Audience Question: What can we, as mental health counselors do when they work for organizations that are not open to allowing their officers to get assistance or they will be terminated for being on SSRI medications? And I know she goes on to share more details, but in general, what do you do about the situation so many officers are facing when they feel like they’re going to be punished once they do seek help? 
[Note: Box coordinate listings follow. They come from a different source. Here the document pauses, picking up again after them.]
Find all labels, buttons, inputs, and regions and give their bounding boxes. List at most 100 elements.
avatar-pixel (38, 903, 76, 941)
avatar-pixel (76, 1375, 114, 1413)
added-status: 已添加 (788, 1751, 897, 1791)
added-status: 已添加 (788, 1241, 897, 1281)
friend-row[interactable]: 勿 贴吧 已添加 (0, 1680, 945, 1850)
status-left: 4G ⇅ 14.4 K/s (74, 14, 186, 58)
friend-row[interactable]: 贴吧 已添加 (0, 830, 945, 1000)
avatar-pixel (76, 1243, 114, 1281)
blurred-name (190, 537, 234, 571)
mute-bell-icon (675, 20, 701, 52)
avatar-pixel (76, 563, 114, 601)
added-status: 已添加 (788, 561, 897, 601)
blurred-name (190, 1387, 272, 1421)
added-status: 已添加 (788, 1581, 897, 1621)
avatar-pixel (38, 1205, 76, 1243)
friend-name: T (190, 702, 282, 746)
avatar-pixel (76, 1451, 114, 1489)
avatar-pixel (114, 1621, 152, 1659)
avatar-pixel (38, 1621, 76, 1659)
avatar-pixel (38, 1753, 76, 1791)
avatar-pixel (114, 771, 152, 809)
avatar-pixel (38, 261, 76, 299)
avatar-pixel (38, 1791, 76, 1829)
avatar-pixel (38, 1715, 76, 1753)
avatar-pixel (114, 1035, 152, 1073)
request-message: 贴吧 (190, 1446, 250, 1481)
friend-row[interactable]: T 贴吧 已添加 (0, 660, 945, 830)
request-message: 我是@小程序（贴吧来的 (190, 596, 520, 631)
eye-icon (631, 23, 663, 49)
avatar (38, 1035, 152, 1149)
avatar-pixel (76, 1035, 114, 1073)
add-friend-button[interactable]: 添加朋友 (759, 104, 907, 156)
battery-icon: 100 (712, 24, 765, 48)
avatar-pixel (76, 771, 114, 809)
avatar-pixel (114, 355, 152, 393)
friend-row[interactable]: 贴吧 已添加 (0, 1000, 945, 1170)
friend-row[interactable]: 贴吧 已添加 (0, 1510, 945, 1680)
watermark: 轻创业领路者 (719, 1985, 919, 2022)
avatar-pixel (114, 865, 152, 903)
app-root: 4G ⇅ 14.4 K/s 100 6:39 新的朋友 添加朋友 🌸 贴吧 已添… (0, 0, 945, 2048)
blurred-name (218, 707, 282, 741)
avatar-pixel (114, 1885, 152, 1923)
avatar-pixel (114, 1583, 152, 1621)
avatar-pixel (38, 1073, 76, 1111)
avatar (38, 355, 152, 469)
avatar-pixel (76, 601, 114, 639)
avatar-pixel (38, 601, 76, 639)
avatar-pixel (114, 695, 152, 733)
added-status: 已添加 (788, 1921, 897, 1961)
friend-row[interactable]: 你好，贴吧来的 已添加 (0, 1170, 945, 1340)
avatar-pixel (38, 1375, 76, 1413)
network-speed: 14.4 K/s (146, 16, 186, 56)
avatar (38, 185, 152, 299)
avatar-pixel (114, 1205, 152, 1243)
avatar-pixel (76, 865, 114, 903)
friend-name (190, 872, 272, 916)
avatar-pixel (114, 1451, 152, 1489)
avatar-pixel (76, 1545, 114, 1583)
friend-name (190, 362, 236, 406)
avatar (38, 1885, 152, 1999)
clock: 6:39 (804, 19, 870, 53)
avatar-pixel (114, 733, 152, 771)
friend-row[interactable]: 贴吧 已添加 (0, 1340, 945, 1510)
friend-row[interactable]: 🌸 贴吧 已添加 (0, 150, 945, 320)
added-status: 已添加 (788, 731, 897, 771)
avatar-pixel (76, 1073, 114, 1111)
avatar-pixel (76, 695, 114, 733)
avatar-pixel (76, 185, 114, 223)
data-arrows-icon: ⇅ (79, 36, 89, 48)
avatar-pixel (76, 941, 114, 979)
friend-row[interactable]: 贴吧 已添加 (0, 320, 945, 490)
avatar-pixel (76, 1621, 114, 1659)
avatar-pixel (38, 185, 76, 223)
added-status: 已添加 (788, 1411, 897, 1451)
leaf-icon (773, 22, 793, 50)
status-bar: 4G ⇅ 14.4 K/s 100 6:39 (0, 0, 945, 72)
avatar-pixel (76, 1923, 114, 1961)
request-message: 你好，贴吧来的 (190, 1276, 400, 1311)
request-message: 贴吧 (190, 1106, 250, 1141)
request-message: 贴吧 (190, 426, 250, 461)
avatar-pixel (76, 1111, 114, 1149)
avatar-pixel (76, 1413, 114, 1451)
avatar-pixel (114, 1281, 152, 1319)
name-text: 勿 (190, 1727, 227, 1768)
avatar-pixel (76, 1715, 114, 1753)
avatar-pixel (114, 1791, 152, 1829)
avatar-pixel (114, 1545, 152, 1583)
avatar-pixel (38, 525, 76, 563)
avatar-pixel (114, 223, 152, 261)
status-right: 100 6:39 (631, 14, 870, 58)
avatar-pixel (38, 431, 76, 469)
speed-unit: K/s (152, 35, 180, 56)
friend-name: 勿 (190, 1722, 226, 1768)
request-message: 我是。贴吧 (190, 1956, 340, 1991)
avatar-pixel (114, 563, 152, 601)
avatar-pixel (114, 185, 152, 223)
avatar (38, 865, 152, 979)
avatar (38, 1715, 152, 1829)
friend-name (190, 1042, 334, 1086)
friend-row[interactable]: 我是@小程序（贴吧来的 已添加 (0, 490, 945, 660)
Gabrielle Salfati: You know, this is another excellent question. This is something that came up during the suicide crisis, specifically. Because we’re saying we need to give our offices support, but if we give them support, does that mean that they now no longer can do their jobs, because they’ve been highlighted as having issues and not being fit for duty? And there’s a huge conversation going on in the field about this right now, in terms of how we deal with it, and this is at a higher level up. Now, there are some organizations that are trying to provide a framework, but offices can have anonymous support that will help with this. This is very much of an organizational issue. I know that the conversation has been going on a lot in terms of psychologists and mental health professionals who work within police departments or who support police officers, as counselors. And I think the International Association of Chiefs of Police, its wellness section has had a conversation about this. I would suggest that’s starting there. Looking at some of the things that have come out from that, in terms, because it’s actually been regulations on that because now we’re talking about psychology. We’re talking about HIPAA, and, but also fitness for duty, and he said, it’s a really complex thing, but I am so grateful that you asked that question. Because it is essential, that we find ways to support our officers, without this getting in the way.